‘Percy Jackson & the Olympians: The Lightning Thief’: Barely strikes once

February 12, 2010

“Percy Jackson & the Olympians: The Lightning Thief” may have the most unfortunate movie title since “Precious: Based on the Novel ‘Push’ by Sapphire.”


It’s too long, for starters. (What’s the matter? Didn’t have the guts to put a “Part 1” in the title?) And it indicates that the movie is about a character named Percy. Yikes.


Of course, because this is a movie about Greek mythology (though set in the present day), Percy is actually short for Perseus, the demigod who killed Medusa and rode Pegasus. Mythology – so popular with the young people today.


Still, that title still sounds like a wee bit of a marketing challenge.


But then, I’m not a parent of a kid who wants to see this movie because it’s based on the first in a kids’ series of adventure novels by Rick Riordan. I assume that the books are an attempt to trap the same publishing magic as J.K. Rowling did with the Harry Potter books.


I’m sure the publishers would argue about the Potter comparison, saying that the template is mythology and not magic: gods, demi-gods, furies and the like. But get serious: It’s pure Harry, from the revelation that teen-age Percy has powers he never knew about to the Hogwarts-like camp where he learns to use said powers to the Dumbledore-like teacher (in this case, the centaur Chiron, played by Pierce Brosnan) who helps him achieve his destiny.


It’s even directed by Chris Columbus, who directed the first two Potter films. Which means it’s fast, flat and punchline-challenged, despite the presence of Brandon T. Jackson (who played the hilarious Alpa Chino in “Tropic Thunder”). As a satyr who has yet to earn his horns, Jackson is buried under the weight of soggy one-liners and mushy, generic dialogue.

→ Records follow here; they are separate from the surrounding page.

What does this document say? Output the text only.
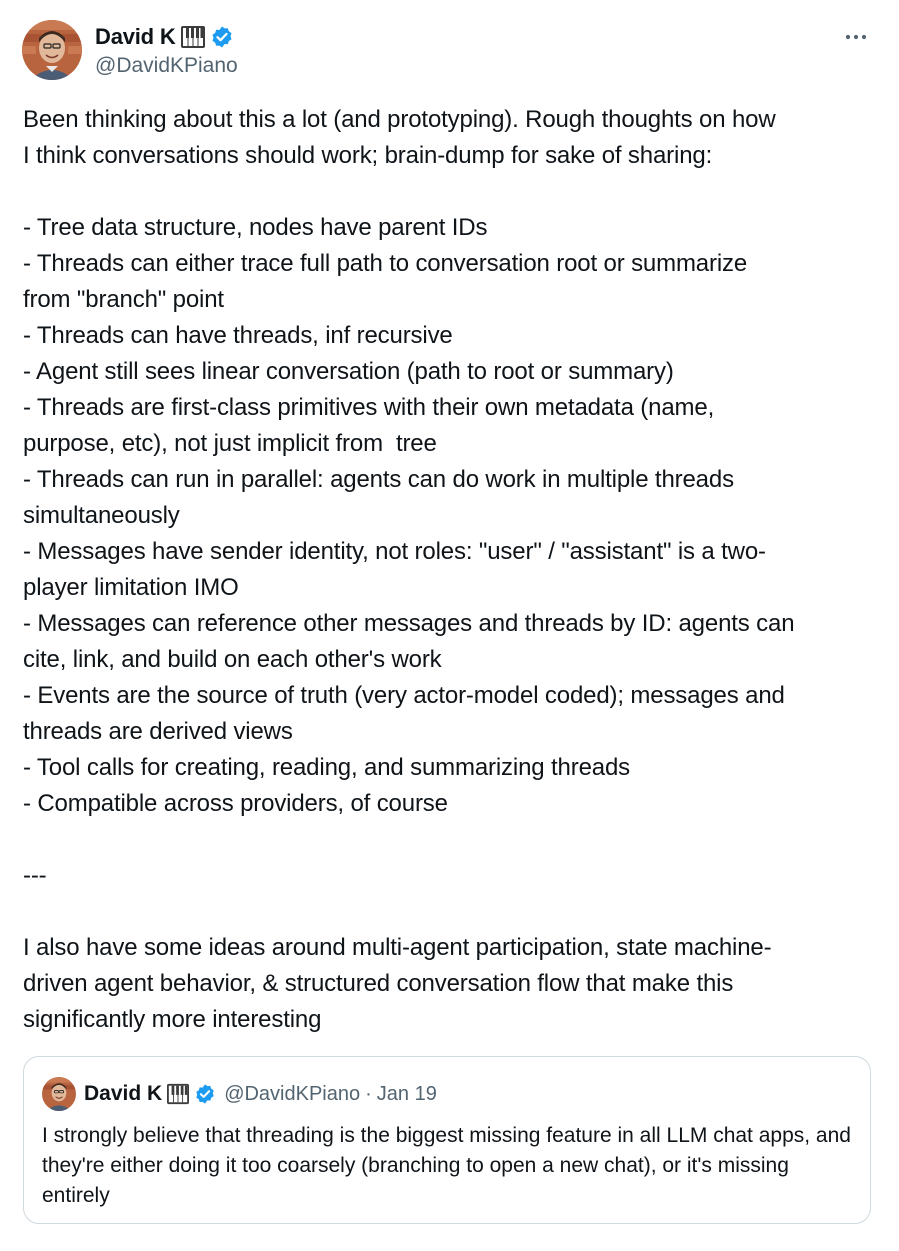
David K
@DavidKPiano
Been thinking about this a lot (and prototyping). Rough thoughts on how
I think conversations should work; brain-dump for sake of sharing:

- Tree data structure, nodes have parent IDs
- Threads can either trace full path to conversation root or summarize
from "branch" point
- Threads can have threads, inf recursive
- Agent still sees linear conversation (path to root or summary)
- Threads are first-class primitives with their own metadata (name,
purpose, etc), not just implicit from  tree
- Threads can run in parallel: agents can do work in multiple threads
simultaneously
- Messages have sender identity, not roles: "user" / "assistant" is a two-
player limitation IMO
- Messages can reference other messages and threads by ID: agents can
cite, link, and build on each other's work
- Events are the source of truth (very actor-model coded); messages and
threads are derived views
- Tool calls for creating, reading, and summarizing threads
- Compatible across providers, of course

---

I also have some ideas around multi-agent participation, state machine-
driven agent behavior, & structured conversation flow that make this
significantly more interesting
David K	@DavidKPiano · Jan 19
I strongly believe that threading is the biggest missing feature in all LLM chat apps, and they're either doing it too coarsely (branching to open a new chat), or it's missing entirely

But why should he be alone? The script by Craig Titley is all about the action sequences, with little thought to giving the dialogue even the semblance of a polish. There are plenty of opportunities for humor but the jokes just lay there, as if they’d been subjected to Medusa’s stony gaze.


The plot, such as it is, concerns an impending war between Zeus (Sean Bean) and his brother, Poseidon (Kevin McKidd). Zeus’ lightning bolt has been stolen and he blames Poseidon’s human offspring. If it isn’t returned in 14 days, by thunder … well, you get the idea.


Poseidon’s offspring? That would be Percy Jackson (Logan Lerman), a kid with dyslexia and ADHD (but an amazing ability to hold his breath underwater for seven minutes or more at a time). He doesn’t know who his real father is or that he’s a demigod until a school trip to the Metropolitan Museum of Art’s antiquities room. There, a substitute teacher turns into a Fury and attacks him, screaming for him to return the lightning bolt. Except that Percy didn’t steal it.


So Percy is hustled off to demi-god training camp by his best friend Grover (Jackson), who drags himself around their high school on a pair of crutches, it turns out, to disguise the fact that he’s actually got goat legs. The camp apparently is in those famous mountains of Long Island, given the route his mother (Catherine Keener) takes across one of the bridges of lower Manhattan.


But just as they reach the camp, they’re attacked by a minotaur sent by Hades; Harry’s, er, Percy’s mother is whisked away to Hell.


Percy must train and learn to use his abilities so he can go on a quest blah blah blah. The quest involves him, Grover (Jackson) and a daughter of Athena named Annabeth (Alexandra Daddario) – in other words, Harry, Ron and Hermione.


Oh yes, and a bevy of movie stars. There’s Uma Thurman as Medusa, Rosario Dawson as Persephone and, in the film’s only funny sequence, Steve Coogan as a heavy-metal-rock-star-styled Hades.


It’s not awful – it’s just not particularly inspired. Lerman is an interesting young actor, as he showed in last year’s little seen “My One and Only,” though he has little to work with here. Neither does Jackson, who is stuck making lame jokes – on crutches, no less. And, with the exception of Coogan, the adults have apparently been instructed to play the gods as very serious people, minus any twinkle of humor. Only McKidd evinces a bit of emotion, with a moment in which he explains his lifelong absence to Percy.


There must be some fun in the literary series somewhere. But it’s been lost in the translation from page to screen – and something tells me this movie won’t be inspiring a sequel anytime soon.